Pádraig on his Panama investment fund: "All monies I invested and received were tax compliant”
Padraig Harrington insists his investment in an off-shore Panamian fund via his management company IMG was “tax compliant”.
The three-time Major winner’s name appeared in the leaked Mossack Fonseca files in relation to a Panamanian company called Marksmen Guaranteed Fund V SA.
Cossack acted as registered agent for the company, at the behest of its client, International Management Group (Overseas) Inc, with an address in Monaco.
The Irish Times today published the entire list of offshore companies, shareholders, and beneficial owners, contained in the Panama Papers and Harrington was one of the many well known Irish people to appear in the documents.
As the newspaper pointed out, “there is nothing illegal about using offshore companies and there is no suggestion intended that the people named here were involved in any illegality.”
In response to today's publication, Harrington issued a statement via his management company IMG that said: “My management company, IMG, set up the fund. All monies I invested and received from it were tax compliant.”
According to The Irish Times report: “The documents on the company include minutes of an annual general meeting held in Monaco in May 2000 and attended by Harrington by way of proxy, along with Welsh golfer Ian Woosnam, Swedish tennis player Thomas Enqvist, and South African golfer Retief Goosen. The meeting approved the annual accounts for 1998, and other matters.
“A copy of the 1999 accounts shows shareholders’ funds of $4 million at the end of that year, and lists shareholdings in such US public companies as Xerox, Abbott Laboratories, Intel and Bristol Myers Squibb.

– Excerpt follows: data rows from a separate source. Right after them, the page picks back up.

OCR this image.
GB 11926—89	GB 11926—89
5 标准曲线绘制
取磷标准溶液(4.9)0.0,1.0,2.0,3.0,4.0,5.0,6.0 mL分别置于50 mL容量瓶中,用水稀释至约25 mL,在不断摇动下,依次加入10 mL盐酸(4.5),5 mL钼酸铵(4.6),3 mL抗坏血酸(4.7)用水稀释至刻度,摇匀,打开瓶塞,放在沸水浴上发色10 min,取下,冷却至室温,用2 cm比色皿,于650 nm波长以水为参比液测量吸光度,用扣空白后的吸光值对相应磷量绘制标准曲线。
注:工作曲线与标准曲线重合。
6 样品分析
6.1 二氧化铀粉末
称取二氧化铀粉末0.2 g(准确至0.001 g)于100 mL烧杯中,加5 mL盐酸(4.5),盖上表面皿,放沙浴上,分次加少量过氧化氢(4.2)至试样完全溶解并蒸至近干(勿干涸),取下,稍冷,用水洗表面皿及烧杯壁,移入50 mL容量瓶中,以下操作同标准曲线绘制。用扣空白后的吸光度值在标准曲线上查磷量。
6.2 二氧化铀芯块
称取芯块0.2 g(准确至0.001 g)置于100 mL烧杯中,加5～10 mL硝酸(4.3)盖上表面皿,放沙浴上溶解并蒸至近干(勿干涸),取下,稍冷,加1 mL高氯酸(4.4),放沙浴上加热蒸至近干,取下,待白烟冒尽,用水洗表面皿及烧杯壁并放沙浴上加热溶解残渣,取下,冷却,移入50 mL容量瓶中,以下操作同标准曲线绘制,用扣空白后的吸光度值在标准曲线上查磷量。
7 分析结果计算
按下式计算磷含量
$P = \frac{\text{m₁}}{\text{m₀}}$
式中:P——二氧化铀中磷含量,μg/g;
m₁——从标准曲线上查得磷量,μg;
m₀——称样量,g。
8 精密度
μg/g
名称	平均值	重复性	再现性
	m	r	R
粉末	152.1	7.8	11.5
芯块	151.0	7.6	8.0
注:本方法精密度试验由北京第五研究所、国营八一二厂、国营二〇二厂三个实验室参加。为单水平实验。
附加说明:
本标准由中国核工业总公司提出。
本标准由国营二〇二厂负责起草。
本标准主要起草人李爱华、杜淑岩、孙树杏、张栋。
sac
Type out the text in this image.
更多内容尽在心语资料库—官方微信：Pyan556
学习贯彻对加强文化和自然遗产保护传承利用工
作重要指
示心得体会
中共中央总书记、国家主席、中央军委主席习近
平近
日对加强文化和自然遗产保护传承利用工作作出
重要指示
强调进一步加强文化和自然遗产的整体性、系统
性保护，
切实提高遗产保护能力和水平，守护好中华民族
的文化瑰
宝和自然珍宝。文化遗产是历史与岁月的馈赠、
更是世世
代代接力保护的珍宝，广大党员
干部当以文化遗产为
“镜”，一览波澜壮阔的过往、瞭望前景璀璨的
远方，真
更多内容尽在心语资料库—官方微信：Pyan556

"The accounts say that 245 shares in the company, costing $10,000 each, were issued in July 1998, and that the fund is to run for five years. Investments that cost $2.3 million when bought were valued at just double that at the end of the period.”
“The Panama Papers” are 11.5 million leaked documents that detail financial and attorney–client information for more than 214,488 offshore entities.
The leaked documents were created by Panamanian law firm and corporate service provider Mosack Fonseca and some dated back to the 1970s.